Drugs, murder, comas and scary teeth aside: have you ever pondered on the importance of setting for Love/Hate? If Love/Hate was set in Galway, things would be way different.
First and foremost, the cast would be vastly more comprehensible. The drivelly Dublin drawl is fine every now and again, but for your average outside-of-the-pale viewer, it can become overpowering when delivered in hour-long segments. As things stand, subtitles would sometimes be warranted for those who aren’t used to the coarse sound of Dublinese.
On the flip side, who would buy a villain with a mild-mannered, barely-there urban Galway accent? Or what if Nidge was from Connemara? He would be infinitely less threatening if his accent made him sound like he was likely to burst out into a verse of Peigin Leitir Mor at any moment.
Exotic nicknames like Nidge-weasel, Franno and Elmo all work so much better in Dublinese. The accentuated ‘o’ sound at the end of most of these nicknames really needs the Dublin twang.
If Love/Hate was set in Galway, the characters’ names would probably be closer to ‘Nidgeen’ and ‘Fran-boy’. And there would almost definitely be someone named Padraig.
Galway’s scenery is decidedly less grim than that of Dublin. Many of the housing estates that appear in Love/Hate look like they were built by the Soviets. There is a lot less grey in Galway and while there certainly are a few USSR-era housing estates, there definitely aren’t as many.

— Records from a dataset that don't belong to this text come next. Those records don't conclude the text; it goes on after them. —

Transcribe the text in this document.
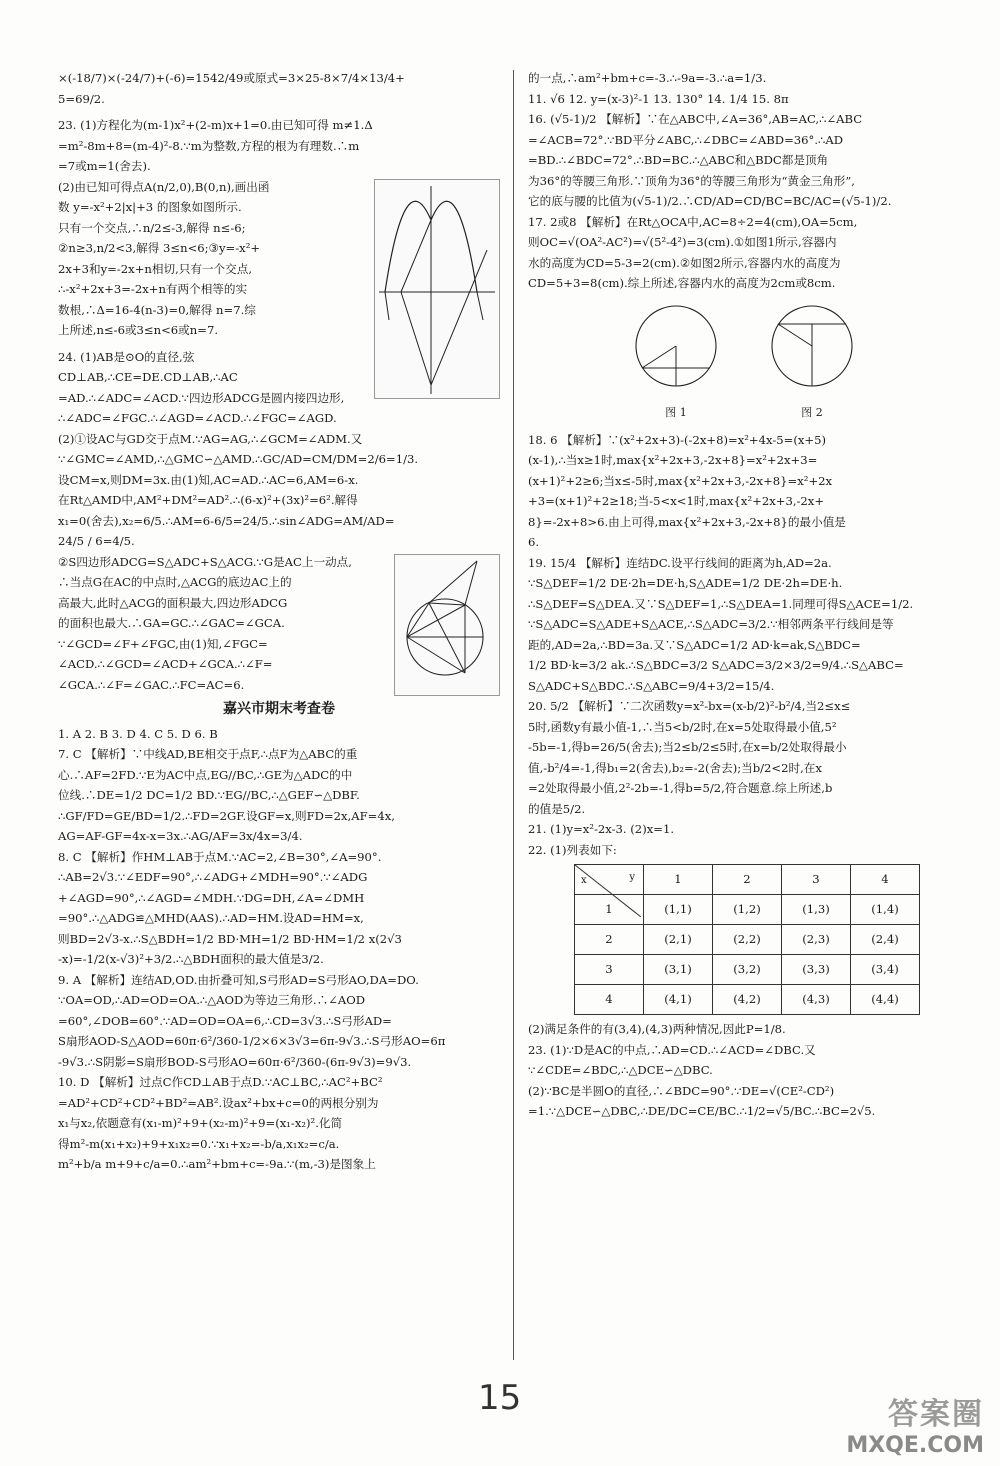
×(-18/7)×(-24/7)+(-6)=1542/49或原式=3×25-8×7/4×13/4+
5=69/2.
23. (1)方程化为(m-1)x²+(2-m)x+1=0.由已知可得 m≠1.Δ
=m²-8m+8=(m-4)²-8.∵m为整数,方程的根为有理数.∴m
=7或m=1(舍去).
(2)由已知可得点A(n/2,0),B(0,n),画出函
数 y=-x²+2|x|+3 的图象如图所示.
只有一个交点,∴n/2≤-3,解得 n≤-6;
②n≥3,n/2<3,解得 3≤n<6;③y=-x²+
2x+3和y=-2x+n相切,只有一个交点,
∴-x²+2x+3=-2x+n有两个相等的实
数根,∴Δ=16-4(n-3)=0,解得 n=7.综
上所述,n≤-6或3≤n<6或n=7.
24. (1)AB是⊙O的直径,弦CD⊥AB,∴CE=DE.CD⊥AB,∴AC
=AD.∴∠ADC=∠ACD.∵四边形ADCG是圆内接四边形,
∴∠ADC=∠FGC.∴∠AGD=∠ACD.∴∠FGC=∠AGD.
(2)①设AC与GD交于点M.∵AG=AG,∴∠GCM=∠ADM.又
∵∠GMC=∠AMD,∴△GMC∽△AMD.∴GC/AD=CM/DM=2/6=1/3.
设CM=x,则DM=3x.由(1)知,AC=AD.∴AC=6,AM=6-x.
在Rt△AMD中,AM²+DM²=AD².∴(6-x)²+(3x)²=6².解得
x₁=0(舍去),x₂=6/5.∴AM=6-6/5=24/5.∴sin∠ADG=AM/AD=
24/5 / 6=4/5.
②S四边形ADCG=S△ADC+S△ACG.∵G是AC上一动点,
∴当点G在AC的中点时,△ACG的底边AC上的
高最大,此时△ACG的面积最大,四边形ADCG
的面积也最大.∴GA=GC.∴∠GAC=∠GCA.
∵∠GCD=∠F+∠FGC,由(1)知,∠FGC=
∠ACD.∴∠GCD=∠ACD+∠GCA.∴∠F=
∠GCA.∴∠F=∠GAC.∴FC=AC=6.
嘉兴市期末考查卷
1. A 2. B 3. D 4. C 5. D 6. B
7. C 【解析】∵中线AD,BE相交于点F,∴点F为△ABC的重
心.∴AF=2FD.∵E为AC中点,EG//BC,∴GE为△ADC的中
位线.∴DE=1/2 DC=1/2 BD.∵EG//BC,∴△GEF∽△DBF.
∴GF/FD=GE/BD=1/2.∴FD=2GF.设GF=x,则FD=2x,AF=4x,
AG=AF-GF=4x-x=3x.∴AG/AF=3x/4x=3/4.
8. C 【解析】作HM⊥AB于点M.∵AC=2,∠B=30°,∠A=90°.
∴AB=2√3.∵∠EDF=90°,∴∠ADG+∠MDH=90°.∵∠ADG
+∠AGD=90°,∴∠AGD=∠MDH.∵DG=DH,∠A=∠DMH
=90°.∴△ADG≌△MHD(AAS).∴AD=HM.设AD=HM=x,
则BD=2√3-x.∴S△BDH=1/2 BD·MH=1/2 BD·HM=1/2 x(2√3
-x)=-1/2(x-√3)²+3/2.∴△BDH面积的最大值是3/2.
9. A 【解析】连结AD,OD.由折叠可知,S弓形AD=S弓形AO,DA=DO.
∵OA=OD,∴AD=OD=OA.∴△AOD为等边三角形.∴∠AOD
=60°,∠DOB=60°.∵AD=OD=OA=6,∴CD=3√3.∴S弓形AD=
S扇形AOD-S△AOD=60π·6²/360-1/2×6×3√3=6π-9√3.∴S弓形AO=6π
-9√3.∴S阴影=S扇形BOD-S弓形AO=60π·6²/360-(6π-9√3)=9√3.
10. D 【解析】过点C作CD⊥AB于点D.∵AC⊥BC,∴AC²+BC²
=AD²+CD²+CD²+BD²=AB².设ax²+bx+c=0的两根分别为
x₁与x₂,依题意有(x₁-m)²+9+(x₂-m)²+9=(x₁-x₂)².化简
得m²-m(x₁+x₂)+9+x₁x₂=0.∵x₁+x₂=-b/a,x₁x₂=c/a.
m²+b/a m+9+c/a=0.∴am²+bm+c=-9a.∵(m,-3)是图象上
的一点,∴am²+bm+c=-3.∴-9a=-3.∴a=1/3.
11. √6 12. y=(x-3)²-1 13. 130° 14. 1/4 15. 8π
16. (√5-1)/2 【解析】∵在△ABC中,∠A=36°,AB=AC,∴∠ABC
=∠ACB=72°.∵BD平分∠ABC,∴∠DBC=∠ABD=36°.∴AD
=BD.∴∠BDC=72°.∴BD=BC.∴△ABC和△BDC都是顶角
为36°的等腰三角形.∵顶角为36°的等腰三角形为“黄金三角形”,
它的底与腰的比值为(√5-1)/2.∴CD/AD=CD/BC=BC/AC=(√5-1)/2.
17. 2或8 【解析】在Rt△OCA中,AC=8÷2=4(cm),OA=5cm,
则OC=√(OA²-AC²)=√(5²-4²)=3(cm).①如图1所示,容器内
水的高度为CD=5-3=2(cm).②如图2所示,容器内水的高度为
CD=5+3=8(cm).综上所述,容器内水的高度为2cm或8cm.
图 1	图 2
18. 6 【解析】∵(x²+2x+3)-(-2x+8)=x²+4x-5=(x+5)
(x-1),∴当x≥1时,max{x²+2x+3,-2x+8}=x²+2x+3=
(x+1)²+2≥6;当x≤-5时,max{x²+2x+3,-2x+8}=x²+2x
+3=(x+1)²+2≥18;当-5<x<1时,max{x²+2x+3,-2x+
8}=-2x+8>6.由上可得,max{x²+2x+3,-2x+8}的最小值是
6.
19. 15/4 【解析】连结DC.设平行线间的距离为h,AD=2a.
∵S△DEF=1/2 DE·2h=DE·h,S△ADE=1/2 DE·2h=DE·h.
∴S△DEF=S△DEA.又∵S△DEF=1,∴S△DEA=1.同理可得S△ACE=1/2.
∵S△ADC=S△ADE+S△ACE,∴S△ADC=3/2.∵相邻两条平行线间是等
距的,AD=2a,∴BD=3a.又∵S△ADC=1/2 AD·k=ak,S△BDC=
1/2 BD·k=3/2 ak.∴S△BDC=3/2 S△ADC=3/2×3/2=9/4.∴S△ABC=
S△ADC+S△BDC.∴S△ABC=9/4+3/2=15/4.
20. 5/2 【解析】∵二次函数y=x²-bx=(x-b/2)²-b²/4,当2≤x≤
5时,函数y有最小值-1,∴当5<b/2时,在x=5处取得最小值,5²
-5b=-1,得b=26/5(舍去);当2≤b/2≤5时,在x=b/2处取得最小
值,-b²/4=-1,得b₁=2(舍去),b₂=-2(舍去);当b/2<2时,在x
=2处取得最小值,2²-2b=-1,得b=5/2,符合题意.综上所述,b
的值是5/2.
21. (1)y=x²-2x-3. (2)x=1.
22. (1)列表如下:
x y	1	2	3	4
1	(1,1)	(1,2)	(1,3)	(1,4)
2	(2,1)	(2,2)	(2,3)	(2,4)
3	(3,1)	(3,2)	(3,3)	(3,4)
4	(4,1)	(4,2)	(4,3)	(4,4)
(2)满足条件的有(3,4),(4,3)两种情况,因此P=1/8.
23. (1)∵D是AC的中点,∴AD=CD.∴∠ACD=∠DBC.又
∵∠CDE=∠BDC,∴△DCE∽△DBC.
(2)∵BC是半圆O的直径,∴∠BDC=90°.∵DE=√(CE²-CD²)
=1.∵△DCE∽△DBC,∴DE/DC=CE/BC.∴1/2=√5/BC.∴BC=2√5.
15	答案圈
MXQE.COM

Hiding bodies would be a nightmare in Galway for the Love/Hate gang, without an equivalent to the trusty Wicklow mountains relied on by seemingly all of Dublin’s criminal elite. Connemara’s wild topography is far too infested with American and Japanese tourists for anyone to go burying bodies up there.
Insofar as nightlife and framing scenes go, if Love/Hate were set in Galway there would definitely be at least one scene set in a pub during a traditional music session. Nidge and the boys would probably opt to spend the odd night in Coyotes as well.
Unfortunately, this is all just fantasy. Love/Hate would never ever in a million years be set in the ‘large town’ that is Galway city because everybody knows everybody here. It would be pretty impossible for Nidge to run a successful and efficient criminal empire because his mother would have gone to the debs with the Garda superintendent’s brother, or something similar. Nidge would be caught within the week.